Il se bâtit à partir de tout cela un édifice confus où l’on ne sait plus bien ce qui relève de l’Etat ou des régimes sociaux, du contribuable ou de l’assuré, de l’impôt ou de la cotisation, ces derniers étant eux-mêmes confondus sous le vocable de « prélèvements obligatoires ». 

On est loin, avec ce concept abstrait et surréaliste de prélèvement obligatoires, de l’impôt-citoyen établi par les constituants de 1789.

 Pour rendre au citoyen la place qu’il doit avoir dans notre République, il faudrait se poser les vraies questions : qui paye quoi, pour quoi paye-t-on ?

 Cela suppose que l’on arrête de tout confondre et de tout mélanger, que l’on rende aux élus de la Nation et à ceux des catégories sociales les compétences qui sont les leurs. 

Cela suppose aussi et surtout que l’on cesse de traiter les prélèvements fiscaux ou sociaux sous le seul angle des ressources, pour s’attacher aux charges qu’ils doivent couvrir. Ces charges correspondent à des choix qui traduisent une conception de la société et obéissent à une logique dépassant les contraintes de l’équilibre comptable. 

La campagne électorale qui s’est ouverte depuis quelques mois devrait être l’occasion de réfléchir aux modes de financement des dépenses publiques. Contrairement à ce que l’on pouvait craindre il y a quelques années, la notion d’impôt-citoyen n’est pas morte.
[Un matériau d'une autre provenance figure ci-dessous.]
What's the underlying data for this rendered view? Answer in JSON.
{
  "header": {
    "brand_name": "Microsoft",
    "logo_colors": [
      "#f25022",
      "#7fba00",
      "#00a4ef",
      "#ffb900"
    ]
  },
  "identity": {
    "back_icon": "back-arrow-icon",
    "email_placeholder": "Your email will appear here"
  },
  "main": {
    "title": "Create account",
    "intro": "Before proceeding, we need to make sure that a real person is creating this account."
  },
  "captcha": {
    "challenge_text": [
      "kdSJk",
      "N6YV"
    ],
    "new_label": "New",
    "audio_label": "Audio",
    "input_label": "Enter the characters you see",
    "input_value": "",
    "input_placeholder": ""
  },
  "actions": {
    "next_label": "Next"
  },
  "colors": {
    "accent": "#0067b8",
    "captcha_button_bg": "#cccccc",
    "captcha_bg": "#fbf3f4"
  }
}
 On trouve dans un certain nombre de programmes la volonté de réhabiliter l’impôt sur le revenu et d’en faire l’axe de notre système fiscal.
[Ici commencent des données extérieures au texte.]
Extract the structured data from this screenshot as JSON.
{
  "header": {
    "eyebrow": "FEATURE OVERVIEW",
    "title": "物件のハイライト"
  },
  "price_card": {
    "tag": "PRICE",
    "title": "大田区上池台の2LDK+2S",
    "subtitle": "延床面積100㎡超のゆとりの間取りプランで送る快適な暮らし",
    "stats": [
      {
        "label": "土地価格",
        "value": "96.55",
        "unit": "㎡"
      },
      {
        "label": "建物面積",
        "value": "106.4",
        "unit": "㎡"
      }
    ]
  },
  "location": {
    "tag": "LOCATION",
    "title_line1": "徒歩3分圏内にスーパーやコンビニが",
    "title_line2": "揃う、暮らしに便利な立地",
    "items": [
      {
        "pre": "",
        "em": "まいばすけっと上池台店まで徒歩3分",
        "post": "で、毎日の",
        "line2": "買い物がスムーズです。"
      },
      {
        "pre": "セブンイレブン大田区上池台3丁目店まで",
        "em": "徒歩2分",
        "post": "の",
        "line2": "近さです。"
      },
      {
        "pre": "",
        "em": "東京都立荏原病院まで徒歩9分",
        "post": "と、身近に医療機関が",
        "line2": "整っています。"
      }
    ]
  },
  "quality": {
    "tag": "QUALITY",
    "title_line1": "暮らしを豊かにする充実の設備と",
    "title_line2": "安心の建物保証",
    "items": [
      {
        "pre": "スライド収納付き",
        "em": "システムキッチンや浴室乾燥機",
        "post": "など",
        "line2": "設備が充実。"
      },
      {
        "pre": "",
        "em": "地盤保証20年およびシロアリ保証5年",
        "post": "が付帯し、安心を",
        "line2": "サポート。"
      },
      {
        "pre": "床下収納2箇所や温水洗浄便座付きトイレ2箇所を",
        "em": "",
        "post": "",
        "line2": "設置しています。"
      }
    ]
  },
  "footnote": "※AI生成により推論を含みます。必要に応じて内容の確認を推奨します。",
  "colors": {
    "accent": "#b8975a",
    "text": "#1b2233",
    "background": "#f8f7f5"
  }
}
 Au-delà du vote des citoyens, les forces sociales ont un rôle essentiel à jouer pour que retrouvent force de loi les valeurs de justice, d’égalité, de solidarité et de redistribution, qu’elles ont toujours défendu.  

Lu 246 fois 1 commentaire

1 commentaire

30x30_Jacky.Lesueur_Chan

3 mois

Il y a des choses qu'il convient de rappeler

par Jacky Lesueur

C'est chose faite avec cet article qui, je l'espère pourra faire un peu de pédagogie. Par les temps qui courent et quand on sait ce qu'on sait...on a raison de penser ce qu'on pense....et de le dire !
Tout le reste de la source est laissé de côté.